Hi - I open the finder go to applications, along with all my apps is the utilities folder and in there I can open the terminal.

Weknow can be a challenge to remove in Chrome.

Even after following the instructions to change Chrome policies I uninstalled Chrome completely - then reinstalled it!!!

Keep us posted. I learned a lot trying to get rid of this little monster.

Somewhere online ComboCleaner was recommended so I downloaded ComboCleaner. It didn't help but it did inspire me to delete a bunch of apps thinking that weknow could be hiding somewhere. I deleted Adobe Flash, I even deleted games, and any rarely used app.

The only thing that worked was deleting & reinstalling Chrome.

I have tried inputting these commands into Terminal - but the fourth one is returning this result

defaults delete com.google.Chrome DefaultSearchProviderSearchURL
2019-03-16 19:32:28.919 defaults[31985:320767] 
Domain (com.google.Chrome) not found.
Defaults have not been changed.

What am I doing wrong?

Thanks

This solution worked for me. Removing all the Chrome files didn't work. Running a scan didn't work. It appears to be coming in with Chrome or the policy settings aren't local. In looking online, I couldn't find where Chrome policies are stored.

Did you delete the profile from your system prefs? There are other folders that can hold malware. https://www.pcrisk.com/removal-guides/13007-weknowac-redirect-mac

The steps listed here were the first steps I tried before I started changing the policies.

Goto setting and under startup check " open the new tab page "

under Appearance check " Show Home Button "
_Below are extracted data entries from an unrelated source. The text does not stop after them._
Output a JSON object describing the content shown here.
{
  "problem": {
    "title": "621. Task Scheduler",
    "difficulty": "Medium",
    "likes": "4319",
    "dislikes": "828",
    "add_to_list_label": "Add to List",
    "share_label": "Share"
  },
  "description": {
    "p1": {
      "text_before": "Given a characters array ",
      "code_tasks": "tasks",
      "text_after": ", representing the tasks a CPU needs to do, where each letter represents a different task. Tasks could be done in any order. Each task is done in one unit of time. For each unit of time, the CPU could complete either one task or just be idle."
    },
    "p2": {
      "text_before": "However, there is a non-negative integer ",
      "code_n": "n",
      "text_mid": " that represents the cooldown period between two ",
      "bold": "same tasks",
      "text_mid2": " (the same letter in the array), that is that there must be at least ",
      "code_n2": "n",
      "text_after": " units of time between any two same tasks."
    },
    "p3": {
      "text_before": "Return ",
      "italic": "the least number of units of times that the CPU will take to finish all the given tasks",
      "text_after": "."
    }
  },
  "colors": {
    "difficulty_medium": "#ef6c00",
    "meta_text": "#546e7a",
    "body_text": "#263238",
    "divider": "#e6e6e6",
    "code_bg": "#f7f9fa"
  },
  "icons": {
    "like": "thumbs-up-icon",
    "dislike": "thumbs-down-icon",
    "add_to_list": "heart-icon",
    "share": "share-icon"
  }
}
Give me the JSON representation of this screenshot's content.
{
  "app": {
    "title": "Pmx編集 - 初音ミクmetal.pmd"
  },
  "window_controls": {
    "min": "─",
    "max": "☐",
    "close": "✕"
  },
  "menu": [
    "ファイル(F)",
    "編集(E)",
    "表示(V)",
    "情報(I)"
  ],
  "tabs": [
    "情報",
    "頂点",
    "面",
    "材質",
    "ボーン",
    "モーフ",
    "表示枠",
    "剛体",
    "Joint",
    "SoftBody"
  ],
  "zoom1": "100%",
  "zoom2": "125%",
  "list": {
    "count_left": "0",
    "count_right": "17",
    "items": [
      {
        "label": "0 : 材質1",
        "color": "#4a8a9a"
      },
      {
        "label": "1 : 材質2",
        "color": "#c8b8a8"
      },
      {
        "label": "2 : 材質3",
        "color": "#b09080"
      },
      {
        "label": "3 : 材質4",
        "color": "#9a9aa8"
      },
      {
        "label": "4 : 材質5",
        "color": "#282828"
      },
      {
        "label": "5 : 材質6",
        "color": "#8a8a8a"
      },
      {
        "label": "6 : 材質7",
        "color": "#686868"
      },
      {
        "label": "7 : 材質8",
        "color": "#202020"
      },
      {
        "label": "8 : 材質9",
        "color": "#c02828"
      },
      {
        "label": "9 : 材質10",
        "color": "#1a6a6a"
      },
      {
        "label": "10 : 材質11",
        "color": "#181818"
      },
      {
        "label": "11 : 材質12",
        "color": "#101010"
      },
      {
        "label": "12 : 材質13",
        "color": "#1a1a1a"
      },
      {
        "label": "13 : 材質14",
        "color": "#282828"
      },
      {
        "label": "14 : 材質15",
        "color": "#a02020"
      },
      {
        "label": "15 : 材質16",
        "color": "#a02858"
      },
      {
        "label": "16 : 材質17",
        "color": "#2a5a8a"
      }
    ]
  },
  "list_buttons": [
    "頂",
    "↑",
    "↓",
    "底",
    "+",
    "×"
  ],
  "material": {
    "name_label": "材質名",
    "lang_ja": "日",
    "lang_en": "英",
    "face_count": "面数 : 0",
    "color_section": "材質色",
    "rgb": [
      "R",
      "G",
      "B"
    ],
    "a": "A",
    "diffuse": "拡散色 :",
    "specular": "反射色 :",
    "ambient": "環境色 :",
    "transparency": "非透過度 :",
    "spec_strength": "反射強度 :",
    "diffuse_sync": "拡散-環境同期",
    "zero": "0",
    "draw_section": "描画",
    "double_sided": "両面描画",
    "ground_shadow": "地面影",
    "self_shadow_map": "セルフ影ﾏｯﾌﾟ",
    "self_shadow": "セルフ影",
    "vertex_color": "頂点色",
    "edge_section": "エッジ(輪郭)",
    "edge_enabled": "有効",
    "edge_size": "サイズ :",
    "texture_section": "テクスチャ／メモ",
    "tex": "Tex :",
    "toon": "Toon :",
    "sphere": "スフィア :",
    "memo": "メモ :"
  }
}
next line ... New Tab page Change ... click change and select Use the new tab page

close the setting page and restart chrome and you should be all set.

Also...

https://chrome.google.com/webstore/detail/blank-new-tab-page/jaadjnlkjnhohljficgoddcjmndjfdmi?hl=en

I'm not quite sure what search you are referencing. On the screen there is a box with the words "filter policy by name". I typed terminal there and got the response, no policy. At the very top right on my Mac, next to the time is a search icon. I typed terminal there, and got a listing of"possible hits", such as documents, other, PDF documents developer, and show in finder. I see I have chrome policies that have been affected. I feel like I'm so close, but not understanding terminal application. Thank you for any help you can give me!!!

To change your homepage in Google Chrome, open your Chrome browser and click on the menu icon represented by three lines on the top right corner of the screen next to the Web address input field. Choose "Settings" from the drop-down options. In the "Settings" screen, check the box labeled "Show Home button".